Piszcie tu kawały . Najlepsze jakie znacie.Ja na dobry początek dam kilka pierwszych:

Przedszkole. Po zajęciach przedszkolanka pomaga założyć botki jednej z dziewczynek. Męczy się, bo botki są ciasne ale w końu - weszły. Spocona siada na ławce obok a dziewczynka mówi:
- A butki są na złych nóżkach!
Rzeczywiście, lewy na prawy. Ściąga je więc, zakłada znowu, morduje się sapie... wreszcie!
- A to nie są moje buciki... - mówi nagle dziewczynka.
Przedszkolanka zaciska zęby, sciaga botki, ociera pot z czoła...
- ... to są buciki mojego brata, ale mama kazała mi je nosić.
Pani zaciska pięści, liczy do dziesięciu... Wciąga botki znowu na nogi dziewczynki. Uspokaja oddech. Zakłada jej płaszczyk, czapeczkę...
- Masz rękawiczki? - pyta dziewczynkę.
- Mam, schowane w butkach!

Ojciec chciał oglądać mecz w TV, ale mu małe dziecko za bardzo przeszkadzało, więc zaprowadził je do jego pokoju, włączył adapter (taki jeszcze na czarne płyty), założył mu słuchawki na uszy i "puścił" bajkę.
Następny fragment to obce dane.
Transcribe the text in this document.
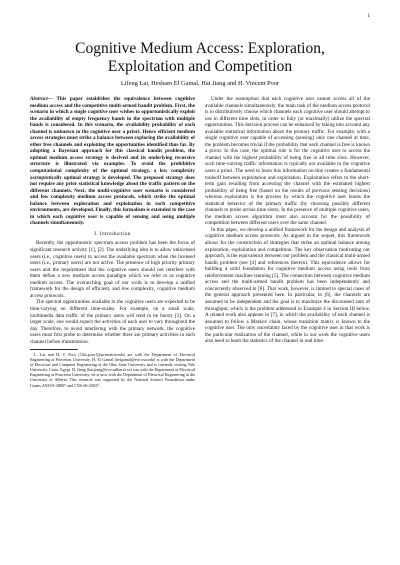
1
Cognitive Medium Access: Exploration,
Exploitation and Competition
Lifeng Lai, Hesham El Gamal, Hai Jiang and H. Vincent Poor

Abstract— This paper establishes the equivalence between cognitive medium access and the competitive multi-armed bandit problem. First, the scenario in which a single cognitive user wishes to opportunistically exploit the availability of empty frequency bands in the spectrum with multiple bands is considered. In this scenario, the availability probability of each channel is unknown to the cognitive user a priori. Hence efficient medium access strategies must strike a balance between exploring the availability of other free channels and exploiting the opportunities identified thus far. By adopting a Bayesian approach for this classical bandit problem, the optimal medium access strategy is derived and its underlying recursive structure is illustrated via examples. To avoid the prohibitive computational complexity of the optimal strategy, a low complexity asymptotically optimal strategy is developed. The proposed strategy does not require any prior statistical knowledge about the traffic pattern on the different channels. Next, the multi-cognitive user scenario is considered and low complexity medium access protocols, which strike the optimal balance between exploration and exploitation in such competitive environments, are developed. Finally, this formalism is extended to the case in which each cognitive user is capable of sensing and using multiple channels simultaneously.

I. Introduction

Recently, the opportunistic spectrum access problem has been the focus of significant research activity [1], [2]. The underlying idea is to allow unlicensed users (i.e., cognitive users) to access the available spectrum when the licensed users (i.e., primary users) are not active. The presence of high priority primary users and the requirement that the cognitive users should not interfere with them define a new medium access paradigm which we refer to as cognitive medium access. The overarching goal of our work is to develop a unified framework for the design of efficient, and low complexity, cognitive medium access protocols.

The spectral opportunities available to the cognitive users are expected to be time-varying on different time-scales. For example, on a small scale, multimedia data traffic of the primary users will tend to be bursty [3]. On a larger scale, one would expect the activities of each user to vary throughout the day. Therefore, to avoid interfering with the primary network, the cognitive users must first probe to determine whether there are primary activities in each channel before transmission.

L. Lai and H. V. Poor ({llai,poor}@princeton.edu) are with the Department of Electrical Engineering at Princeton University. H. El Gamal (helgamal@ece.osu.edu) is with the Department of Electrical and Computer Engineering at the Ohio State University and is currently visiting Nile University, Cairo, Egypt. H. Jiang (hai.jiang@ece.ualberta.ca) was with the Department of Electrical Engineering at Princeton University; he is now with the Department of Electrical Engineering at the University of Alberta. This research was supported by the National Science Foundation under Grants ANI-03-38807 and CNS-06-25637.

Under the assumption that each cognitive user cannot access all of the available channels simultaneously, the main task of the medium access protocol is to distributively choose which channels each cognitive user should attempt to use in different time slots, in order to fully (or maximally) utilize the spectral opportunities. This decision process can be enhanced by taking into account any available statistical information about the primary traffic. For example, with a single cognitive user capable of accessing (sensing) only one channel at time, the problem becomes trivial if the probability that each channel is free is known a priori. In this case, the optimal rule is for the cognitive user to access the channel with the highest probability of being free in all time slots. However, such time-varying traffic information is typically not available to the cognitive users a priori. The need to learn this information on-line creates a fundamental tradeoff between exploitation and exploration. Exploitation refers to the short-term gain resulting from accessing the channel with the estimated highest probability of being free (based on the results of previous sensing decisions) whereas exploration is the process by which the cognitive user learns the statistical behavior of the primary traffic (by choosing possibly different channels to probe across time slots). In the presence of multiple cognitive users, the medium access algorithm must also account for the possibility of competition between different users over the same channel.

In this paper, we develop a unified framework for the design and analysis of cognitive medium access protocols. As argued in the sequel, this framework allows for the construction of strategies that strike an optimal balance among exploration, exploitation and competition. The key observation motivating our approach, is the equivalence between our problem and the classical multi-armed bandit problem (see [4] and references therein). This equivalence allows for building a solid foundation for cognitive medium access using tools from reinforcement machine learning [5]. The connection between cognitive medium access and the multi-armed bandit problem has been independently and concurrently observed in [6]. That work, however, is limited to special cases of the general approach presented here. In particular, in [6], the channels are assumed to be independent and the goal is to maximize the discounted sum of throughput, which is the problem addressed in Example 4 in Section III below. A related work also appears in [7], in which the availability of each channel is assumed to follow a Markov chain, whose transition matrix is known to the cognitive user. The only uncertainty faced by the cognitive user in that work is the particular realization of the channel, while in our work the cognitive users also need to learn the statistics of the channel in real time.
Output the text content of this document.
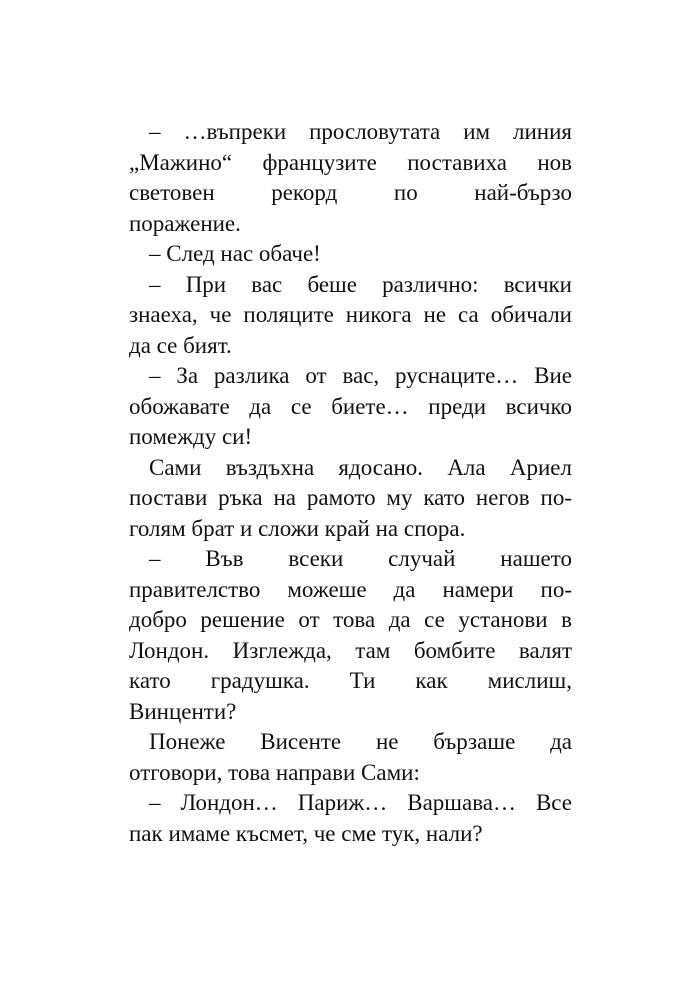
– …въпреки прословутата им линия
„Мажино“ французите поставиха нов
световен рекорд по най-бързо
поражение.
– След нас обаче!
– При вас беше различно: всички
знаеха, че поляците никога не са обичали
да се бият.
– За разлика от вас, руснаците… Вие
обожавате да се биете… преди всичко
помежду си!
Сами въздъхна ядосано. Ала Ариел
постави ръка на рамото му като негов по-
голям брат и сложи край на спора.
– Във всеки случай нашето
правителство можеше да намери по-
добро решение от това да се установи в
Лондон. Изглежда, там бомбите валят
като градушка. Ти как мислиш,
Винценти?
Понеже Висенте не бързаше да
отговори, това направи Сами:
– Лондон… Париж… Варшава… Все
пак имаме късмет, че сме тук, нали?
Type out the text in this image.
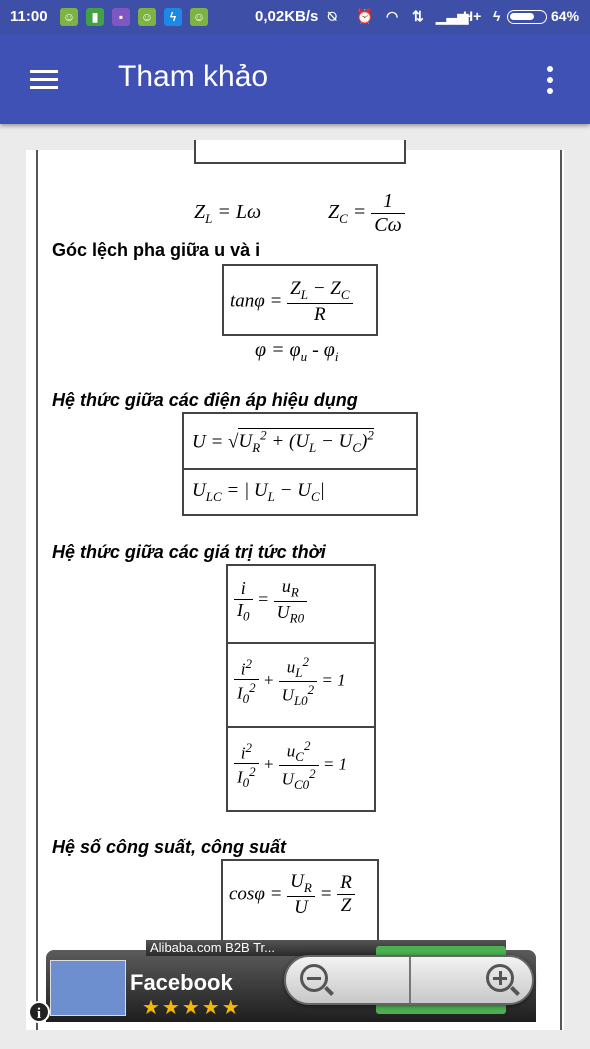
11:00 ☺	▮	▪	☺	ϟ	☺	0,02KB/s ⍉ ⏰ ◠ ⇅ ▁▃▅
H+ ϟ	64%
Tham khảo
$Z_L = L\omega$	$Z_C = \frac{1}{C\omega}$
Góc lệch pha giữa u và i
$\tan\varphi = \frac{Z_L - Z_C}{R}$
$\varphi = \varphi_u - \varphi_i$
Hệ thức giữa các điện áp hiệu dụng
$U = √U_R^2 + (U_L - U_C)^2$
$U_{LC}$ = | $U_L - U_C|$
Hệ thức giữa các giá trị tức thời
$\frac{i}{I_0} = \frac{u_R}{U_{R0}}$
$\frac{i^2}{I_0^2} + \frac{u_L^2}{U_{L0}^2} = 1$
$\frac{i^2}{I_0^2} + \frac{u_C^2}{U_{C0}^2} = 1$
Hệ số công suất, công suất
$\cos\varphi = \frac{U_R}{U} = \frac{R}{Z}$
Alibaba.com B2B Tr...
Facebook
★★★★★
i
Po jakimś czasie słyszy dziwne odgłosy dobiegające z pokoju malca:
"BUM BUM BUM ..."
Ale że mu się ruszyć nie chciało, więc oglądał mecz dalej.
Po jakimś czasie znowu słyszy coraz głośniejsze:
"BUM BUM BUM ...."
Więc postanowił jednak sprawdzić co się tam wyprawia.
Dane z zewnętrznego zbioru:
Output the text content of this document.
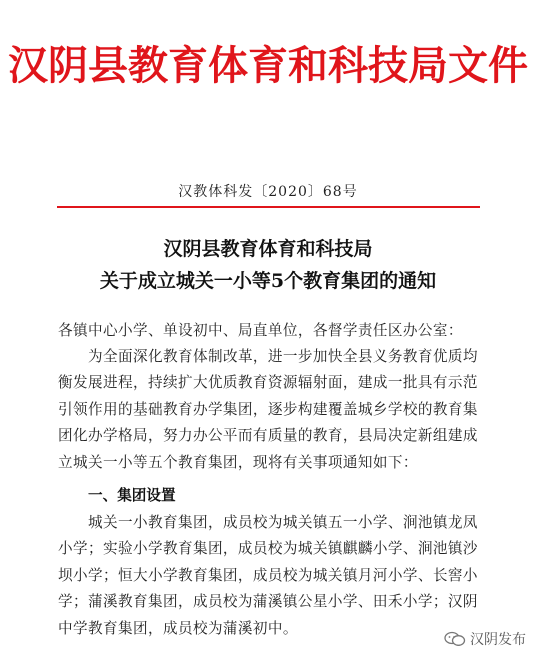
汉阴县教育体育和科技局文件
汉教体科发〔2020〕68号
汉阴县教育体育和科技局
关于成立城关一小等5个教育集团的通知
各镇中心小学、单设初中、局直单位，各督学责任区办公室：
为全面深化教育体制改革，进一步加快全县义务教育优质均衡发展进程，持续扩大优质教育资源辐射面，建成一批具有示范引领作用的基础教育办学集团，逐步构建覆盖城乡学校的教育集团化办学格局，努力办公平而有质量的教育，县局决定新组建成立城关一小等五个教育集团，现将有关事项通知如下：
一、集团设置
城关一小教育集团，成员校为城关镇五一小学、涧池镇龙凤小学；实验小学教育集团，成员校为城关镇麒麟小学、涧池镇沙坝小学；恒大小学教育集团，成员校为城关镇月河小学、长窖小学；蒲溪教育集团，成员校为蒲溪镇公星小学、田禾小学；汉阴中学教育集团，成员校为蒲溪初中。
汉阴发布
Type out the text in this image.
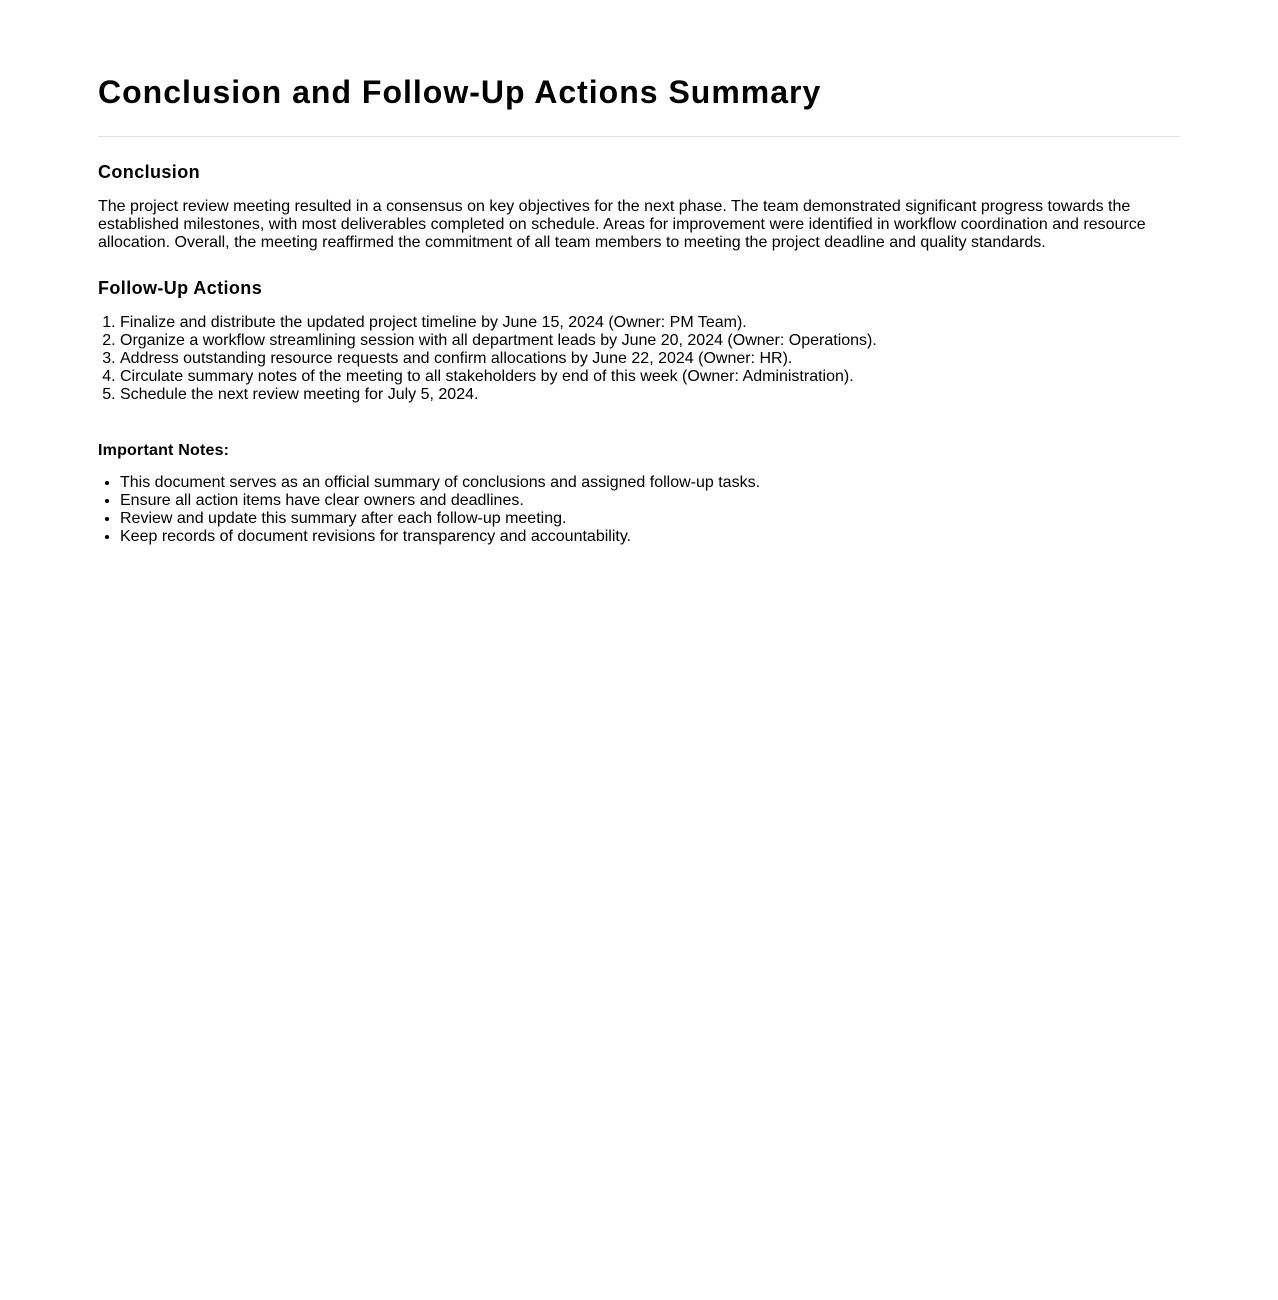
Conclusion and Follow-Up Actions Summary
Conclusion

The project review meeting resulted in a consensus on key objectives for the next phase. The team demonstrated significant progress towards the established milestones, with most deliverables completed on schedule. Areas for improvement were identified in workflow coordination and resource allocation. Overall, the meeting reaffirmed the commitment of all team members to meeting the project deadline and quality standards.

Follow-Up Actions
1. Finalize and distribute the updated project timeline by June 15, 2024 (Owner: PM Team).
2. Organize a workflow streamlining session with all department leads by June 20, 2024 (Owner: Operations).
3. Address outstanding resource requests and confirm allocations by June 22, 2024 (Owner: HR).
4. Circulate summary notes of the meeting to all stakeholders by end of this week (Owner: Administration).
5. Schedule the next review meeting for July 5, 2024.

Important Notes:

• This document serves as an official summary of conclusions and assigned follow-up tasks.
• Ensure all action items have clear owners and deadlines.
• Review and update this summary after each follow-up meeting.
• Keep records of document revisions for transparency and accountability.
Otwiera drzwi i widzi malucha ze słuchawkami na uszach, walącego głową w ściane i powtarzającego ciągle :
- Chcę! Chcę! Chcę! Chcę! Chcę! Chcę! ......
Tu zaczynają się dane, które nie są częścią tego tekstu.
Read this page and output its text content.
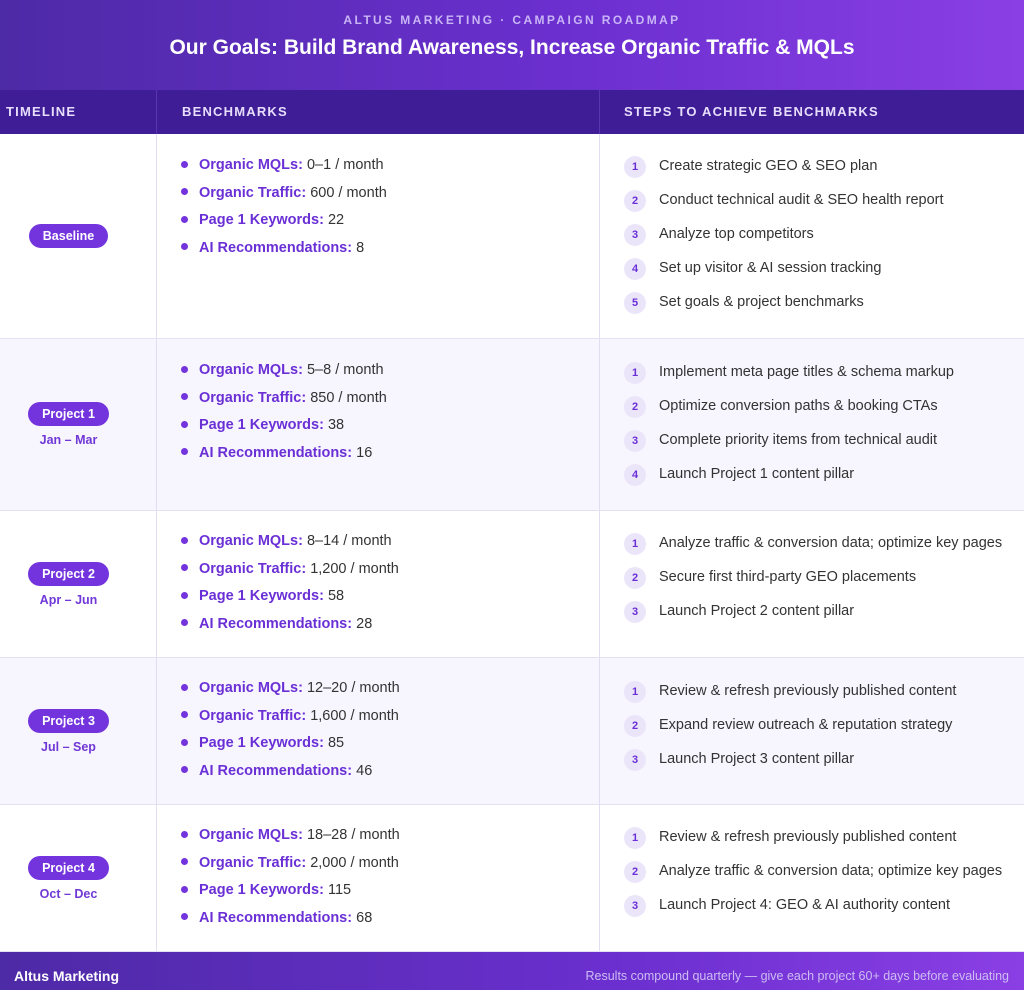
ALTUS MARKETING · CAMPAIGN ROADMAP
Our Goals: Build Brand Awareness, Increase Organic Traffic & MQLs
TIMELINE	BENCHMARKS	STEPS TO ACHIEVE BENCHMARKS
Baseline
Organic MQLs: 0–1 / month
Organic Traffic: 600 / month
Page 1 Keywords: 22
AI Recommendations: 8
1 Create strategic GEO & SEO plan
2 Conduct technical audit & SEO health report
3 Analyze top competitors
4 Set up visitor & AI session tracking
5 Set goals & project benchmarks
Project 1
Jan – Mar
Organic MQLs: 5–8 / month
Organic Traffic: 850 / month
Page 1 Keywords: 38
AI Recommendations: 16
1 Implement meta page titles & schema markup
2 Optimize conversion paths & booking CTAs
3 Complete priority items from technical audit
4 Launch Project 1 content pillar
Project 2
Apr – Jun
Organic MQLs: 8–14 / month
Organic Traffic: 1,200 / month
Page 1 Keywords: 58
AI Recommendations: 28
1 Analyze traffic & conversion data; optimize key pages
2 Secure first third-party GEO placements
3 Launch Project 2 content pillar
Project 3
Jul – Sep
Organic MQLs: 12–20 / month
Organic Traffic: 1,600 / month
Page 1 Keywords: 85
AI Recommendations: 46
1 Review & refresh previously published content
2 Expand review outreach & reputation strategy
3 Launch Project 3 content pillar
Project 4
Oct – Dec
Organic MQLs: 18–28 / month
Organic Traffic: 2,000 / month
Page 1 Keywords: 115
AI Recommendations: 68
1 Review & refresh previously published content
2 Analyze traffic & conversion data; optimize key pages
3 Launch Project 4: GEO & AI authority content
Altus Marketing	Results compound quarterly — give each project 60+ days before evaluating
Ojciec zdejmuje mu sluchawki, zakłada je na uszy a tam:
Chcesz? Opowiem ci bajeczkę...
Chcesz? Opowiem ci bajeczkę...
Chcesz? Opowiem ci bajeczkę...

Cztery blondynki graja w brydza.
-Pas-mowi pierwsza.
-Pas-mówi druga
-Dzwonek-mówi trzecia
-Pójde otworzyc -mówi czwarta.

- Tato, tato, dzik zaatakował babcię!!
- Jak sam zaatakował, to niech się sam broni.